Trig looks down. I swear a minute passes before he looks up again, and by this time, my thoughts are totally unleashed. I see security pass by in a go-cart.
“I know this is really bad timing, but we have to go, Nine,” he says.
“No. You don’t just drop some shit like that and tell me we have to go. You can’t just tell me the only person I have ever fucking cared about is dead.” I grit my teeth.
“Jenny was hiding something from you.”
“Is that supposed to make the fact that her life was taken away, okay?” I cut my eyes at him.
“No. I’m just saying things may not have been what they seem.”
I’m seriously torn. Part of me wants to bash his face in with my high heel and the other part of me wants to collapse into his lap right here in the middle of this parking lot.
“You don’t know the truth,” I yell. “And now…I guess I won’t either.”
He nervously looks over his shoulder as a cop car passes by. He stares back to me.
“Baby, we have to go, now.”
I shake my head at him.
“I bet you just left her body there, didn’t you?”
Trig remains quiet. He licks his lips and takes his verbal thrashing.
“And you expect me to trust you. I bet you went in and probably climbed over her body to get to that room. Did you even stop to see if she was still alive? Did you?” I yell. “Finding those drugs was way more important to you. Well, let me tell you something. That girl was one in a million and she doesn’t deserve for her corpse to remain rotting away like it probably still is.” I pause to catch my breath. “I can’t even look at you right now.”
I pick up the heavy bags and march ahead of him.
“She had a bullet through her head, and yes, I still checked for a pulse,” Trig says from behind me.

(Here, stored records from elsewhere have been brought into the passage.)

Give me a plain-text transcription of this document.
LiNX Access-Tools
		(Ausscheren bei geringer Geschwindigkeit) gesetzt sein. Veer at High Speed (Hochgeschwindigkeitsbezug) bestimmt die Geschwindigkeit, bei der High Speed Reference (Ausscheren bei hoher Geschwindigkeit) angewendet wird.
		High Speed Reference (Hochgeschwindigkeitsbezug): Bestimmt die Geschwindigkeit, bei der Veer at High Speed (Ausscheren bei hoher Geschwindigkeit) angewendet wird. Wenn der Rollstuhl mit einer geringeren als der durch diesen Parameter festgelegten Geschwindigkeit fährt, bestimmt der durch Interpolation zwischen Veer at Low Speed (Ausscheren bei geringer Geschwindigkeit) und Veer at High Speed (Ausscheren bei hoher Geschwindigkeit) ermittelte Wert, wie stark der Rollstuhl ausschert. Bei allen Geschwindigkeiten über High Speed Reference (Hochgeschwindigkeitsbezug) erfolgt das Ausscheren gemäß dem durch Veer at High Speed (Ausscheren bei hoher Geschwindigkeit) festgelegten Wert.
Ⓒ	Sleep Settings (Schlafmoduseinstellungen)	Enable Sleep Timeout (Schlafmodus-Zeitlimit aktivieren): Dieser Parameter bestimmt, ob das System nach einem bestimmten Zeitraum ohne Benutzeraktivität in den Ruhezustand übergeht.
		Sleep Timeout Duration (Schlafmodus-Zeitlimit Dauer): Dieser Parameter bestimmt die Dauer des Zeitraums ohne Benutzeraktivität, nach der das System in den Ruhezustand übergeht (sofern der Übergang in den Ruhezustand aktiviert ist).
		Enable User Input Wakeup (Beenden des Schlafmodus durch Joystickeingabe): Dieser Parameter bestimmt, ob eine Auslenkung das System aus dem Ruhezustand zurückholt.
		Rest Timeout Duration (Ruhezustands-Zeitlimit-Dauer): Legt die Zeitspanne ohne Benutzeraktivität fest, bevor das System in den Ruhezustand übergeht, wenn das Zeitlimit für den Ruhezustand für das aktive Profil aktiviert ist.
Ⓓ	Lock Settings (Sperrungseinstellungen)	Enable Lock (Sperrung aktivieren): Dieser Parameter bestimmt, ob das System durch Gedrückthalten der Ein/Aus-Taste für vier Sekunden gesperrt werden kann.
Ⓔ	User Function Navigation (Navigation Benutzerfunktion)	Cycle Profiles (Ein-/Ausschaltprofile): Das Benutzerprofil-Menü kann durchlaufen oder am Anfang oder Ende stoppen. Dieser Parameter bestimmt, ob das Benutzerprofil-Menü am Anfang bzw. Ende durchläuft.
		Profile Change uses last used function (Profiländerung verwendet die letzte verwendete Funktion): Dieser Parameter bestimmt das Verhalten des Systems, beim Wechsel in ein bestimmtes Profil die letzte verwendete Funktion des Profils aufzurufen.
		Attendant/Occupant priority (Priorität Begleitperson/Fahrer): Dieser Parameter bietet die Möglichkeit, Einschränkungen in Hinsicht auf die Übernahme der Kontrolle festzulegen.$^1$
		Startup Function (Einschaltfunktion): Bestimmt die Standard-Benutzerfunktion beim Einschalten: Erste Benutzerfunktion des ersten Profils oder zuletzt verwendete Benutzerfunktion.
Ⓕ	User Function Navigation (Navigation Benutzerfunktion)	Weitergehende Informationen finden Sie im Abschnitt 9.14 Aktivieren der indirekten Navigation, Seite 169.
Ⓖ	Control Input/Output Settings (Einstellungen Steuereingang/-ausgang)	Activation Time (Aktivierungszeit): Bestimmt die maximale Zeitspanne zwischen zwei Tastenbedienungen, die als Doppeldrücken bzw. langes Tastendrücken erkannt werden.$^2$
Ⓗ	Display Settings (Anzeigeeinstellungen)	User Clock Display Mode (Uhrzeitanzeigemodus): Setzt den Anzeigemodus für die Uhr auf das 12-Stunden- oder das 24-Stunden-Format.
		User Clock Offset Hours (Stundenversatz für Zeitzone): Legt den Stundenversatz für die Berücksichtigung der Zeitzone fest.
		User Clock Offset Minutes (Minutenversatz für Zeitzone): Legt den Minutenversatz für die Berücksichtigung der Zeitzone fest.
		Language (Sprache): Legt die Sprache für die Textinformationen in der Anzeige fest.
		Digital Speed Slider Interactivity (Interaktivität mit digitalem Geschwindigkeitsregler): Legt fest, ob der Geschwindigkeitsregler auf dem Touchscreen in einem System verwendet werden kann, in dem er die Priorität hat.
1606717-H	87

I stop in my tracks, but don’t turn around. As soon as I can force myself to walk again I do so. I’m furious with Trig. He withheld Jenny’s death from me, and I find that unforgivable. I’m too hurt to think logically and too wound up to be rational. I imagine poor Jenny’s body lying there in a pool of blood. I’m walking hard and fast and I don’t even know how I’m doing it with these heavy bags and heels. My mind is bouncing between Trig, Jenny, Victor, and The Savior. I want blood. I want revenge. I finally understand the eye for an eye logic. I want the person who did this dead, and then I realize they probably already are. This had to be the work of The Savior. Now my thoughts race back to Trig and how pissed I am at him. It wouldn’t have mattered if he had told me earlier. It would have pained me just as much.
Once inside the airport. I dash toward the bathroom.
“Where are you going?” Trig shouts.
I barely manage to lift one bag high enough to toss up my middle finger at him. I’m angry at her death and at him for just now telling me. I’m about to get on a plane and leave. This feels wrong.
I enter the bathroom and rush to find the closest stall. I can barely lock the door behind me because my hands are shaking so badly. I drop the bags, sit down on the toilet, and let the floodgates open from my eyes. I’m sobbing uncontrollably to the point I can’t even see clearly anymore. I still can’t believe she’s dead. I was supposed to protect her. I failed. But what if Trig is right. What if she did something bad? What if she really did betray me? No. I won’t hear of it. This is all Victor’s fault. Every bit of it is. He killed Trig’s brother, he stole from The Savior, and he hurt me. Everything that has happened is because of him. I hope he rots in the bowels of hell. I hope his soul is tormented for eternity. My head falls into my hands. I’m crying so hard that my breathing is labored. I hate this life. I don’t want to feel the pain that it keeps serving me.
“Honey, are you okay?” I hear a female voice say.
I grab a piece of toilet paper and blow my nose. I grab another one and quickly wipe my eyes. I exit the stall to see an airport TSA worker washing her hands. She’s thin, tall, and twice my age.
“I’m fine,” I reply, as I try to clean up my face in the mirror.
“You don’t look fine at all,” she says.
I turn to her. I need to get some things off my chest or I’ll lose it.
“I’ve just lost the only person I have ever cared about and now I’m about to start a new life with a person I hardly know. One of them was keeping secrets and the other is withholding information.”
“Things will get better. I promise. I just left my husband for another man too,” she says.
I almost tell her that’s not what I meant, but I figure its best if she doesn’t know. I smile, wash my hands, and leave the restroom. When I come out, Trig is exchanging money for an envelope with a short, bald guy.
“Is this the one?” The bald guy points to me. I look to Trig who just nods. “The pretty ones are always trouble.”